On Sunday morning at about 5:30 a.m., Roger and Lynne received a call from Gloria Sobel informing us that Ken had checked himself into a hospital at mid-night due to cellulitis. Cellulitis produces the symptoms of fever, chills, shaking, fatigue, malaise, myalgias, pain and tenderness of the skin. After the effort that Ken put into making this tour a success – a stroke 6 weeks prior to the event and a foot injury that has not healed yet – it is a wonder that the tour came off at all. However, the success was due to the both the host and the participants who really made this happen! Sunday morning was less windy and chilly, but was still crystal clear. The Bay area group began loading up immediately following breakfast. There was a scheduled event for Sunday. However, by 9:00 a.m. it was obvious that only the Gong’s and Marinovich’s were left in the parking lot. After hearing the news that Ken Sobel was in the hospital, Donn Marinovich and Sherrin Grout decided to keep the appointment with the Van Nuys Heliport tour themselves. The rest of us were still loading up our cars as they departed for the Heliport. They were regaled by all the members of the Fire support team and were treated to a personal 2-hour tour of every piece of equipment and process fire fighting in their arsenal. As Donn Marinovich said: These guys were awesome!!! Thank you to Donn and Sherrin for taking one for the team and the Heliport guys for being so gracious.

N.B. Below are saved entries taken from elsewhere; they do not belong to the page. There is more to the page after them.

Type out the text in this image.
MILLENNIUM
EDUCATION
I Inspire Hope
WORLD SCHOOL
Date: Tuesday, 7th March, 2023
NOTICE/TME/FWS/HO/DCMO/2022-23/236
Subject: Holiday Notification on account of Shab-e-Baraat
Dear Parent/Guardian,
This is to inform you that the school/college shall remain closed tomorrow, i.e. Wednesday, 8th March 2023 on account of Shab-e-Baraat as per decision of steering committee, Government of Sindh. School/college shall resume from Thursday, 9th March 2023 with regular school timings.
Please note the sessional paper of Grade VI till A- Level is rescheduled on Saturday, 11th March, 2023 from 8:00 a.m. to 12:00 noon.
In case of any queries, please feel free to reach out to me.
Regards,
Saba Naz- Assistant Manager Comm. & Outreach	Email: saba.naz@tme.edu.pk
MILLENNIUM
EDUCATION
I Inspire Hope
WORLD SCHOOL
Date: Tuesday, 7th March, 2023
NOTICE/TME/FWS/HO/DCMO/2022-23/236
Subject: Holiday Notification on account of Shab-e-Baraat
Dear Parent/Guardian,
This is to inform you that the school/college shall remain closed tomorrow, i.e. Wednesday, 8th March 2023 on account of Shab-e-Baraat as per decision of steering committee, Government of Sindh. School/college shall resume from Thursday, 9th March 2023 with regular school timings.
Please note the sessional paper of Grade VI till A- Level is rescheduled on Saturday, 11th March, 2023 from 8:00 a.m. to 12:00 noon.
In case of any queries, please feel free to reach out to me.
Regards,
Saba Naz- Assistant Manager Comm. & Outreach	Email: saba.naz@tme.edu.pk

By 10:00 a.m. the Gong contingent were headed out Sherman Way to the 405 and then HWY 101 and back to the Bay area. With only a short stop at Andersons Pea Soup restaurant we made it back from L.A. in nine hours. This tour was tiring, but it was worth every minute to bond with our southern Dodge Brother brethren. Oh as an update, by Wednesday, May 5 after the tour was completed, Ken Sobel had been released from the hospital and was well enough to begin making and receiving telephone calls and emails! So thank you Ken and Gloria for a great time!



Northern California Dodge Brothers and Sisters is a group of vintage auto owners who love their Grahman Brothers trucks and Dodge Brothers cars.